Doc comments could simply indicate that if you set Manager and either/both of the other two, it's up to you to use them or not. But now we have two ways of accomplishing the same thing. Is this okay?

tg-msft commented 2 years ago

I'd be okay with either introducing the properties or a States enum like https://docs.microsoft.com/en-us/dotnet/api/azure.storage.blobs.models.blobstates?view=azure-dotnet and defaults that mirror today's semantics. Do we think there are a lot of customers deriving from the manager? If so, maybe we could solve that with an overload that called the default method and then did the filtering.

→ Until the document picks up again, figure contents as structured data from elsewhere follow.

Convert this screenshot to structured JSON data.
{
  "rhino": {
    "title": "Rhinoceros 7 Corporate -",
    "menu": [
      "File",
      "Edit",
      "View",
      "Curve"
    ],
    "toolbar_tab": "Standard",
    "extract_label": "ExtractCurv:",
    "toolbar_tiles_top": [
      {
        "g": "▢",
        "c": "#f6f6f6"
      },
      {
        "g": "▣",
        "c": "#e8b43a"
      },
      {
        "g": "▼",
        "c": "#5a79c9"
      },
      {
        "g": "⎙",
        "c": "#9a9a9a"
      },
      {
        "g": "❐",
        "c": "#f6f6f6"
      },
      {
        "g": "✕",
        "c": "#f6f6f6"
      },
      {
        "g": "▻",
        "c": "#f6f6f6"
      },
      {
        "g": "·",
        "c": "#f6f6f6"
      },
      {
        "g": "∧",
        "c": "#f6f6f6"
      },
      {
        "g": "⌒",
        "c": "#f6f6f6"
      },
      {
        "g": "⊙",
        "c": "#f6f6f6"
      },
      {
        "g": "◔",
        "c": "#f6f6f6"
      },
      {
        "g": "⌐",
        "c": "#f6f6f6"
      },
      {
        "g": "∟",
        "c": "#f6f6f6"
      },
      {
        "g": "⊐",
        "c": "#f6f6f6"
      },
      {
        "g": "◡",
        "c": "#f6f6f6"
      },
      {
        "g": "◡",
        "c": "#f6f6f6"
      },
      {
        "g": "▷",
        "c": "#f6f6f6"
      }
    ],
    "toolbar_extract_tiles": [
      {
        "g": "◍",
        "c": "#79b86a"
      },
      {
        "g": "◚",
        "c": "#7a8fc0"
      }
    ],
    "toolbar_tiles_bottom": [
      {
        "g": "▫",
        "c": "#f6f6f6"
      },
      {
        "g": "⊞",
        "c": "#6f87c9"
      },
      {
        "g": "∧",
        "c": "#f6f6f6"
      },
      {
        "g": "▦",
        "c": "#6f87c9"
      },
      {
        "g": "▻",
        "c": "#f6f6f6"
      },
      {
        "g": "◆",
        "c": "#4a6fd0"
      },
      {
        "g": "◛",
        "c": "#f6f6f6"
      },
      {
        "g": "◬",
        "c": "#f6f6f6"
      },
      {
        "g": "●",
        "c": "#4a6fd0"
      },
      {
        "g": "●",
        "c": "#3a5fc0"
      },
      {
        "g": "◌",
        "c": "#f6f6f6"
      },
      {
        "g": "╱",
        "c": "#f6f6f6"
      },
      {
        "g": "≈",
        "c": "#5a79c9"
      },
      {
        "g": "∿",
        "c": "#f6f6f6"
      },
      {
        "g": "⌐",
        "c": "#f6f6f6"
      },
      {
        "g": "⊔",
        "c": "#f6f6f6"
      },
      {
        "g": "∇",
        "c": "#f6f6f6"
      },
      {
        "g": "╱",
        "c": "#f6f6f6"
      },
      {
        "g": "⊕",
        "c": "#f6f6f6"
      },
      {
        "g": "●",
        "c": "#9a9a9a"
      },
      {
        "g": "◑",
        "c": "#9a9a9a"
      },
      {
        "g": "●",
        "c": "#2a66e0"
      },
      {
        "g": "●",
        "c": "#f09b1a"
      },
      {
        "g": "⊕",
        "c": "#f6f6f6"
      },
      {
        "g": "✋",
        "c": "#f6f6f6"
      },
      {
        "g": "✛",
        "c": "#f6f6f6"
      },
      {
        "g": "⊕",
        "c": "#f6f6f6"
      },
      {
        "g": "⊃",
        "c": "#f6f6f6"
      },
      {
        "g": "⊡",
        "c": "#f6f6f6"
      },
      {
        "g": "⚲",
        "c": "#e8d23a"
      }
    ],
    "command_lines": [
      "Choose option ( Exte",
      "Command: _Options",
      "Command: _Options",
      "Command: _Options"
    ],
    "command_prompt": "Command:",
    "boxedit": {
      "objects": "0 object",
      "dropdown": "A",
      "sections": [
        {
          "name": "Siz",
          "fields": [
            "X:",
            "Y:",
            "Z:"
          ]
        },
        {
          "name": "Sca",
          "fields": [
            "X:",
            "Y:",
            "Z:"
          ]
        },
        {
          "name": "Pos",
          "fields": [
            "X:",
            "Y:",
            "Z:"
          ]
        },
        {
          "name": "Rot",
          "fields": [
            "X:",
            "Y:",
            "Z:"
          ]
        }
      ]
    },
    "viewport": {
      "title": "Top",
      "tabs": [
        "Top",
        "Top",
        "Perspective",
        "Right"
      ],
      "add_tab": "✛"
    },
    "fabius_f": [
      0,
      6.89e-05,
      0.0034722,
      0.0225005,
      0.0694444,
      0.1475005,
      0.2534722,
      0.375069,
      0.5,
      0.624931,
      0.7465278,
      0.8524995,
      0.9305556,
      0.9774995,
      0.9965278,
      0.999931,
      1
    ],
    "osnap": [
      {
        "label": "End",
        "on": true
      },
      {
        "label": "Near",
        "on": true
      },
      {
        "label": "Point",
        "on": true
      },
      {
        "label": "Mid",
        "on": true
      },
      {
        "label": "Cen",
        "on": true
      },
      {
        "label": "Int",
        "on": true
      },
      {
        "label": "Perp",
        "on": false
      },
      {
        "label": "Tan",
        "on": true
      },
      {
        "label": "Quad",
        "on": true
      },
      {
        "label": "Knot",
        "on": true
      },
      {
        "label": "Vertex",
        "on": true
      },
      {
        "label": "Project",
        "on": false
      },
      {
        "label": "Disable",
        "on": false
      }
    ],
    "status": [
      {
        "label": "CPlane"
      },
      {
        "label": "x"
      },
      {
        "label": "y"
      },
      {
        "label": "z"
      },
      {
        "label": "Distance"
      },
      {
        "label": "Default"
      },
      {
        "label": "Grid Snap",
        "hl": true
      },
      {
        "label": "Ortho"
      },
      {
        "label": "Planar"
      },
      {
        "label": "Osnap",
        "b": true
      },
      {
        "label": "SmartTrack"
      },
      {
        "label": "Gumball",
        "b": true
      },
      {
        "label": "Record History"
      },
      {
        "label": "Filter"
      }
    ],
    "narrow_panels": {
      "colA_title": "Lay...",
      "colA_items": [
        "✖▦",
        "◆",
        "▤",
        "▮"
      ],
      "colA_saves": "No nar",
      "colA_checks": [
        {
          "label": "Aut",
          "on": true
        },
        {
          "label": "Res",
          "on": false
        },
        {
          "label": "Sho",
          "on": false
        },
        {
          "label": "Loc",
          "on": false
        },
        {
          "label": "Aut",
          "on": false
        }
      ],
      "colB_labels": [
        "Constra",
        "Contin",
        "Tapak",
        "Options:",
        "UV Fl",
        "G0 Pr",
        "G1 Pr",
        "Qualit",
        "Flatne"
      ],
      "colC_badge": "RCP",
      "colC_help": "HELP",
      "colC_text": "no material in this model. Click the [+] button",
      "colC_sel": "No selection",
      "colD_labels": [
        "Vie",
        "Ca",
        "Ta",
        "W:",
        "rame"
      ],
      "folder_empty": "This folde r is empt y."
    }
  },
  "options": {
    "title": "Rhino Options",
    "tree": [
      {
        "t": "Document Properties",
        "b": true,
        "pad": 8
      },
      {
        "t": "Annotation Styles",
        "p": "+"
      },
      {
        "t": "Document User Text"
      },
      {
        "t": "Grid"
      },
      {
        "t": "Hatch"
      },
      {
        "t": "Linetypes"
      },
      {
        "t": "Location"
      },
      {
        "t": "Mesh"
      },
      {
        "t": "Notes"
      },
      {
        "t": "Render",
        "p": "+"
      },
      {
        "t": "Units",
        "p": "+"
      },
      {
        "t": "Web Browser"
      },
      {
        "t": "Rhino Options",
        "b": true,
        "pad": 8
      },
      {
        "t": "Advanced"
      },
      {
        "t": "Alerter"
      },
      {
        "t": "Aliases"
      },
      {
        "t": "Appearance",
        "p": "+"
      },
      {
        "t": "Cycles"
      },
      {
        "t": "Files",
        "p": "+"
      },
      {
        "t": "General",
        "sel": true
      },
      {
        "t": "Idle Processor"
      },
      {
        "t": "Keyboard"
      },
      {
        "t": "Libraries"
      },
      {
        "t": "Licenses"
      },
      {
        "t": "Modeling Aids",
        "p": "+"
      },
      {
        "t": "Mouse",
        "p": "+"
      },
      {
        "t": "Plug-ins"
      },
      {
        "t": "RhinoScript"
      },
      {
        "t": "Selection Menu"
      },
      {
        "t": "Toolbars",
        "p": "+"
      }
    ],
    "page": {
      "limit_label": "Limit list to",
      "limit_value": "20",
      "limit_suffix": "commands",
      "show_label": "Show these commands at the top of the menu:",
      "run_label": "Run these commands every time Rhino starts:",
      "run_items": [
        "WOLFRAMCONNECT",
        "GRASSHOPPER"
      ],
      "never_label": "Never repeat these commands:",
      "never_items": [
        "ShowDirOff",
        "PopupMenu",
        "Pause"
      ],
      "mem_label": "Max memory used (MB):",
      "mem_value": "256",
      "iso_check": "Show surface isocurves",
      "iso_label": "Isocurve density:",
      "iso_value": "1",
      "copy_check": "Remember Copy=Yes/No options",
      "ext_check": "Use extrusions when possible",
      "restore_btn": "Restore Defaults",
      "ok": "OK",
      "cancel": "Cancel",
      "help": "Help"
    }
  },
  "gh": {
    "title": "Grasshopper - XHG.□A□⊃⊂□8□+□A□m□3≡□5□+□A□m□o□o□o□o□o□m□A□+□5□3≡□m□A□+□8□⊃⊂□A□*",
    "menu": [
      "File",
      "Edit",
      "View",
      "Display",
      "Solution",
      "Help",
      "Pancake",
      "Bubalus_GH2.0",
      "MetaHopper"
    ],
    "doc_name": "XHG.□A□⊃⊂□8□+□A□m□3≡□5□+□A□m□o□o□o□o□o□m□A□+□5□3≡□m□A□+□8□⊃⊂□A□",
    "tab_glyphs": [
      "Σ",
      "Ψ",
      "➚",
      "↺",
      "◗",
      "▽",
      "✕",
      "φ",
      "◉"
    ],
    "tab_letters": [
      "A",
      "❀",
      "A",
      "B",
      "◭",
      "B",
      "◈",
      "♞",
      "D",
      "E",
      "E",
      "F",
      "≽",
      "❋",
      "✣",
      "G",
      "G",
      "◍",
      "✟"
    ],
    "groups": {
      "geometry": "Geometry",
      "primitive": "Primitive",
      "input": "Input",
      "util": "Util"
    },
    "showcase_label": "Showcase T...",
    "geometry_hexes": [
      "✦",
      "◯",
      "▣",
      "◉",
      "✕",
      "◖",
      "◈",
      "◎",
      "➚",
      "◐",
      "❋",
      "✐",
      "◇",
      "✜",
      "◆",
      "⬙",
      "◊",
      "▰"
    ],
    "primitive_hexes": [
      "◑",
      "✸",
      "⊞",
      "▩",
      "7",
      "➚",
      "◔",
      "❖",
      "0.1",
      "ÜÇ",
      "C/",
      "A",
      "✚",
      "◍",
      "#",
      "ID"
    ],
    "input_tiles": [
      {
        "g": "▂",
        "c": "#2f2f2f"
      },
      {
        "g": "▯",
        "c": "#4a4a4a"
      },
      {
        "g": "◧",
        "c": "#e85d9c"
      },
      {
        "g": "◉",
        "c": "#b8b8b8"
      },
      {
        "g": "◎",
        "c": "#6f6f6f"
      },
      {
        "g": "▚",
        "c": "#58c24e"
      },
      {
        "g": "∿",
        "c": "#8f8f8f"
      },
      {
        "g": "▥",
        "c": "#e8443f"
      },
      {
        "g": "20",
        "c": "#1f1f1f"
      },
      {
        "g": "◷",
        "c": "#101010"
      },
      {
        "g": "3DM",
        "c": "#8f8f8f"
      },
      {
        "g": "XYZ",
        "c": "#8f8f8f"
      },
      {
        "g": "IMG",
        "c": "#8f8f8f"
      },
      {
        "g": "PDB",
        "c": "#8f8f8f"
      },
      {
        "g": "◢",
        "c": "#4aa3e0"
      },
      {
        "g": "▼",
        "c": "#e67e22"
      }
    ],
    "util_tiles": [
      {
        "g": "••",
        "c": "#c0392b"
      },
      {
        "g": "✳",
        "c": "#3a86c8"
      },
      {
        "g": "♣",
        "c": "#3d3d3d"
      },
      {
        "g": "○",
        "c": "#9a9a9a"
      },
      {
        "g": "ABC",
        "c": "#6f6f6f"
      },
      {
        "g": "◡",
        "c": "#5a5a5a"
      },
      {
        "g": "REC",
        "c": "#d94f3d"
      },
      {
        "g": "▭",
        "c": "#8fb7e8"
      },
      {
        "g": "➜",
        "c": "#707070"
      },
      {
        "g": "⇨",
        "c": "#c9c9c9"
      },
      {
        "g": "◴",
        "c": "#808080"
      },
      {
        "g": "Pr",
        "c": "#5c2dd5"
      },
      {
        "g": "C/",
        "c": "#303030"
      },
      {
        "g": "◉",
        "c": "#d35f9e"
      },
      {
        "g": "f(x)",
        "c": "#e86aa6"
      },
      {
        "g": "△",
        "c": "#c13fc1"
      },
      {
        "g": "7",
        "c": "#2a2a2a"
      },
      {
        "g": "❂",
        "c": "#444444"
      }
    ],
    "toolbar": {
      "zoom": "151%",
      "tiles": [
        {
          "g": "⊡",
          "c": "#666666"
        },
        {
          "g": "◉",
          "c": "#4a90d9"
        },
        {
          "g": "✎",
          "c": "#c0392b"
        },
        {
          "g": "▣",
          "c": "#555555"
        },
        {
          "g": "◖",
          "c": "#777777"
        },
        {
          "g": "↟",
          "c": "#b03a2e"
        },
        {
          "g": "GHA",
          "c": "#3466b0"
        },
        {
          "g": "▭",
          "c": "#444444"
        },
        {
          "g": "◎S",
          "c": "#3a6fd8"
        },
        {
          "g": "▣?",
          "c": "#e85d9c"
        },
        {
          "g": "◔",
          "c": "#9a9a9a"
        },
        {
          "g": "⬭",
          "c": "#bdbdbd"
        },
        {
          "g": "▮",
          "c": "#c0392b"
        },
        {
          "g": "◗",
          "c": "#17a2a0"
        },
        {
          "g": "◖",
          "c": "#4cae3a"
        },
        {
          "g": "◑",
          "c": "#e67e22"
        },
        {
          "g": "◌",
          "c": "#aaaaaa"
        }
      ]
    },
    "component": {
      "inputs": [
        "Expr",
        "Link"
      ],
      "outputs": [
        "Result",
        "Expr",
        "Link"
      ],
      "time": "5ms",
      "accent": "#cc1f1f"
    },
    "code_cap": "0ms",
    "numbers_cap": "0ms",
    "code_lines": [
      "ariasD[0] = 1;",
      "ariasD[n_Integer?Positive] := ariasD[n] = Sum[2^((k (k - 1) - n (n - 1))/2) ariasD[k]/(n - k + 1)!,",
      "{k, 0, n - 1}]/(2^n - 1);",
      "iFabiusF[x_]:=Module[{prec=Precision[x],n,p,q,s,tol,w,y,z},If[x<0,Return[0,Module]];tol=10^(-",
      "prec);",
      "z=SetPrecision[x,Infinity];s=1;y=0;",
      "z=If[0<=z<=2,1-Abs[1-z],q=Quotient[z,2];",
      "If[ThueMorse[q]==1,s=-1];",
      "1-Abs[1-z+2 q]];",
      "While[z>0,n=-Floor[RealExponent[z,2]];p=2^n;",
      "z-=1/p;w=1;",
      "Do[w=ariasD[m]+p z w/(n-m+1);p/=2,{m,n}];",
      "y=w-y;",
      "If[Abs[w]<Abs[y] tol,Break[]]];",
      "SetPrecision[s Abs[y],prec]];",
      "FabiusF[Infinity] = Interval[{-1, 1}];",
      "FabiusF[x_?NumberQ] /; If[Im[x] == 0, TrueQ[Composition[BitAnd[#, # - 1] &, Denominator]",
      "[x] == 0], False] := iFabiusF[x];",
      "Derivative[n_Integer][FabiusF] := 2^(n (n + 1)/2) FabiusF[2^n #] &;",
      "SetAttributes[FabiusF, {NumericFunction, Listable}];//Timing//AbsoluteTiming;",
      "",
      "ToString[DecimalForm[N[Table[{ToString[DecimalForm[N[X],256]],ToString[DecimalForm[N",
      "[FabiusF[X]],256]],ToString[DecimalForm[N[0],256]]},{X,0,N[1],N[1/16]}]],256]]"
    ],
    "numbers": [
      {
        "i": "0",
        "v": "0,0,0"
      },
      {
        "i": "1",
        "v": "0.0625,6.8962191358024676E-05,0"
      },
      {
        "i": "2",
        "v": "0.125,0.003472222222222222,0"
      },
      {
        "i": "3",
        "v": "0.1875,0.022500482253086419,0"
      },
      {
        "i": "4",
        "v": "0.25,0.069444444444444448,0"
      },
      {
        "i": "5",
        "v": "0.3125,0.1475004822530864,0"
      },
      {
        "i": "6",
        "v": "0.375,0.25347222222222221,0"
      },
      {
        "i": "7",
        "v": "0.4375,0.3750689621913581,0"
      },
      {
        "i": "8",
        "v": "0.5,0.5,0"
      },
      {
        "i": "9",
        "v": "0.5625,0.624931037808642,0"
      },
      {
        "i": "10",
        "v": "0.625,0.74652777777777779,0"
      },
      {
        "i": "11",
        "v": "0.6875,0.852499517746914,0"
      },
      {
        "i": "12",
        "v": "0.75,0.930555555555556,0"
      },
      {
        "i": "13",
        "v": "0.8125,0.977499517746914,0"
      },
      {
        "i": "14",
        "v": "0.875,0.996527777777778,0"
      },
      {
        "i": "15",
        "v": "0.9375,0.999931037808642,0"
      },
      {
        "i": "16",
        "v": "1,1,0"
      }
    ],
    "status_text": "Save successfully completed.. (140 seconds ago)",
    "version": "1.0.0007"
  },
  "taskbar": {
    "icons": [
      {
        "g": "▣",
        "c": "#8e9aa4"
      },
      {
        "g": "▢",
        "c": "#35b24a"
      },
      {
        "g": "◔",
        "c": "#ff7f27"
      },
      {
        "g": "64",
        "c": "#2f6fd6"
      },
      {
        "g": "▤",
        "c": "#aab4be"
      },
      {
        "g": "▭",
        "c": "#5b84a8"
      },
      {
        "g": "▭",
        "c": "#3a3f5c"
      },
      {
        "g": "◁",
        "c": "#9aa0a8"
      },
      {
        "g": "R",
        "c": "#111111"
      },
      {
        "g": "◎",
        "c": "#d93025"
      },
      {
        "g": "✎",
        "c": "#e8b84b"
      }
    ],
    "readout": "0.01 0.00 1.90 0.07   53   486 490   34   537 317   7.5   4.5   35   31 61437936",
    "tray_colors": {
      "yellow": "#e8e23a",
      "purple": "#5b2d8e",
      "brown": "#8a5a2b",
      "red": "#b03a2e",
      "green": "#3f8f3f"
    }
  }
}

heaths commented 2 years ago

I'd be surprised if more than a handful of devs are extending the manager. The BlobStates isn't bad, but I was thinking more along the lines of DefaultAzureCredentialOptions. On that note, to have a false default, maybe I should use Exclude as a prefix like DACOptions does i.e., ExcludeDisabledSecrets = false and ExcludeExpiredSecrets = false by default.

heaths commented 1 year ago

If we make these changes, should update the docs referenced in dotnet/AspNetCore.Docs#26714

heaths commented 10 months ago

To note: expired and disabled secrets are listed from Key Vault but disabled secrets cannot be individually retrieved from Key Vault. The service does not allow it.

See my comments for details.

pallavit commented 8 months ago

@heaths, @jsquire I have not seen many usages of this, do you think this is something we should consider exposing? Also I am assuming this is owned by our team as I see this being updated mostly by our team members :).

jsquire commented 8 months ago

@pallavit: I think it's worth keeping as a backlog issue. We've got an approach that looks to have architect support and it's low effort. I'm hoping that we can pick this up in the current extensions sweep that we're working through.

github-actions[bot] commented 3 months ago

Hi @sameernafdey, we deeply appreciate your input into this project. Regrettably, this issue has remained unresolved for over 2 years and inactive for 30 days, leading us to the decision to close it. We've implemented this policy to maintain the relevance of our issue queue and facilitate easier navigation for new contributors. If you still believe this topic requires attention, please feel free to create a new issue, referencing this one. Thank you for your understanding and ongoing support.